Force Majeure (2014) might be called an anti-action or inaction movie; it’s about how one guy fails to be a hero, and thereby loses the girl. It’s a satire of Hollywood masculine ideals—but one which ends up in many ways affirming those ideals rather than undermining them. In doing so it demonstrates, intentionally or otherwise, how heavily Hollywood’s empowered heroes rely on an implicit or explicit contrast with disempowered non heroes.
The movie is set in the French Alps—a suitably remote location for exotic battles against the forces of nature. Swedish businessman Tomas (Johannes Bah Kuhnke) and his Norwegian wife Ebba (Lisa Loven Kongsli) are on a skiing vacation with their two young children. Things seem to be going well until they witness a controlled avalanche from a restaurant with a dramatic scenic view. The avalanche appears to be about to swamp the resort, and in a panic Tomas grabs his gloves and phone and runs away, leaving Ebba to try to rescue the children. Luckily, it was a false alarm, and no harm is done—except to Tomas and Ebba’s marriage, which is damaged perhaps beyond repair.
What kind of action man are you?
Based on action movie clichés, Tomas of course was supposed to rescue his family when danger loomed—or at least, he was supposed to have tried to rescue them, sacrificing himself in the attempt. His failure makes Ebba question his commitment to his family and his fitness as a father and husband. It also undoes Tomas’ faith in himself. At first he simply denies he ran away, but when confronted with video evidence, he sinks quickly into self pity and self loathing. A one scene he sobs uncontrollably in the hallway outside their room while Ebba looks on in disgust. (And then finds she doesn’t have the keycard and can’t get them back into the room.)
Tomas’ friend Mats (Kristofer Hivju) argues that you can people under stress sometimes act in ways that aren’t in line with their values, and that it’s not really fair to condemn them for that.

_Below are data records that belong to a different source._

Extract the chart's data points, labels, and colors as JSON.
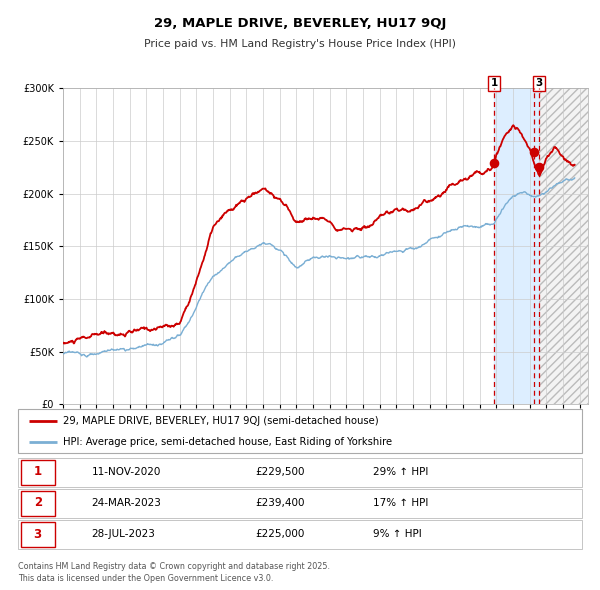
{
  "title": "29, MAPLE DRIVE, BEVERLEY, HU17 9QJ",
  "subtitle": "Price paid vs. HM Land Registry's House Price Index (HPI)",
  "legend_line1": "29, MAPLE DRIVE, BEVERLEY, HU17 9QJ (semi-detached house)",
  "legend_line2": "HPI: Average price, semi-detached house, East Riding of Yorkshire",
  "table_rows": [
    {
      "num": "1",
      "date": "11-NOV-2020",
      "price": "£229,500",
      "hpi": "29% ↑ HPI"
    },
    {
      "num": "2",
      "date": "24-MAR-2023",
      "price": "£239,400",
      "hpi": "17% ↑ HPI"
    },
    {
      "num": "3",
      "date": "28-JUL-2023",
      "price": "£225,000",
      "hpi": "9% ↑ HPI"
    }
  ],
  "footer": "Contains HM Land Registry data © Crown copyright and database right 2025.\nThis data is licensed under the Open Government Licence v3.0.",
  "red_color": "#cc0000",
  "blue_color": "#7bafd4",
  "shade_color": "#ddeeff",
  "ylim": [
    0,
    300000
  ],
  "yticks": [
    0,
    50000,
    100000,
    150000,
    200000,
    250000,
    300000
  ],
  "xlim_start": 1995.0,
  "xlim_end": 2026.5,
  "sale1_x": 2020.87,
  "sale1_y": 229500,
  "sale2_x": 2023.24,
  "sale2_y": 239400,
  "sale3_x": 2023.57,
  "sale3_y": 225000,
  "shade_start": 2020.87,
  "shade_end": 2023.57,
  "hatch_start": 2023.57,
  "hatch_end": 2026.5
}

It’s a reasonable and even compassionate argument, but Mats doesn’t quite believe it—when his girlfriend Fanny (Fanni Metelius) suggests he too would have run away he is very upset. Nor is the film exactly forgiving of frailties. Director Ruben Östlund’s camera is clinical and cold, framing human figures against great mountains of snow, or isolated in the hotel hallways against the grid-like tiers of rooms. The avalanche disaster is shot from a single camera set back from Tomas’ family—it feels like you’re looking at it through the eye of some dispassionate and judgmental God.
It's a bit of a surprise, then, when this very static and distanced narrative starts to contrive ways for Tomas to redeem himself. First Ebba is briefly lost in a fog on the mountainside, and Tomas rushes off to find her, returning with her in his arms. Then, at the end of the film, the family is on a bus trip down a mountain, when the driver starts to have some trouble controlling the vehicle. Ebba panics, and orders the bus to stop. She then races off—leaving Tomas and Mats to help the children disembark. The last scene of the movie is Tomas walking with his preschool son down the mountain when another refugee from the bus offers him a cigarette. He takes it and smokes for the first time onscreen—a rather obvious metaphor for regaining manhood via phallic symbol.
The parody of a hero is just a hero
Early on, Tomas looks like a parody of a hero—a guy who runs away when things get tough and then just blandly lies about it. But the thing is, in a lot of action movies, the hero starts out as something of a parody. Heroes generally fail in the first act. They get shot, or fail to save the girl, or betray themselves. Action movies vigorously disempower their heroes before they empower them; the better to make the empowerment feel more empowering. Thanos has to wipe out half the people in the universe so it reads as a real triumph when Iron Man turns him to dust. Spider-Man has to unheroically let Uncle Ben die so it’s meaningful when he decides to dedicate his life to saving people. And so on.
The stakes in Force Majeure are different, but that doesn’t necessarily change the dynamic or the message. Tomas starts out unmanly, ridiculous, and unable to fulfill his masculine function (as father, as husband, as hero), and then redeems himself. The movie doesn’t criticize the idea that Tomas has to be a hero to be a man. Rather it criticizes him for not being a hero and recuperates him by allowing him to be heroic. It’s notable too that Tomas saves Ebba, and then the movie carefully humiliates her in the same way it humiliated Tomas, as if the reassertion of patriarchal authority requires putting her back in her place. When you pick up action movie structures, you pick up some action movie misogyny, too.
Force Majuere is dedicated to humiliating its male protagonist. But humiliating men doesn’t undermine patriarchy. On the contrary, patriarchy thrives on narratives about male failure and male disempowerment. Tomas fleeing the avalanche and cowering in the hall is necessary if you’re going to get the Tomas saving his wife or the Tomas smoking a cigarette. Patriarchy requires a bifurcated masculinity; hero and shmuck, strong father and infantilized doofus. Even in a sober art film, without a costumed avenger in sight, it’s hard to imagine Superman without Clark Kent.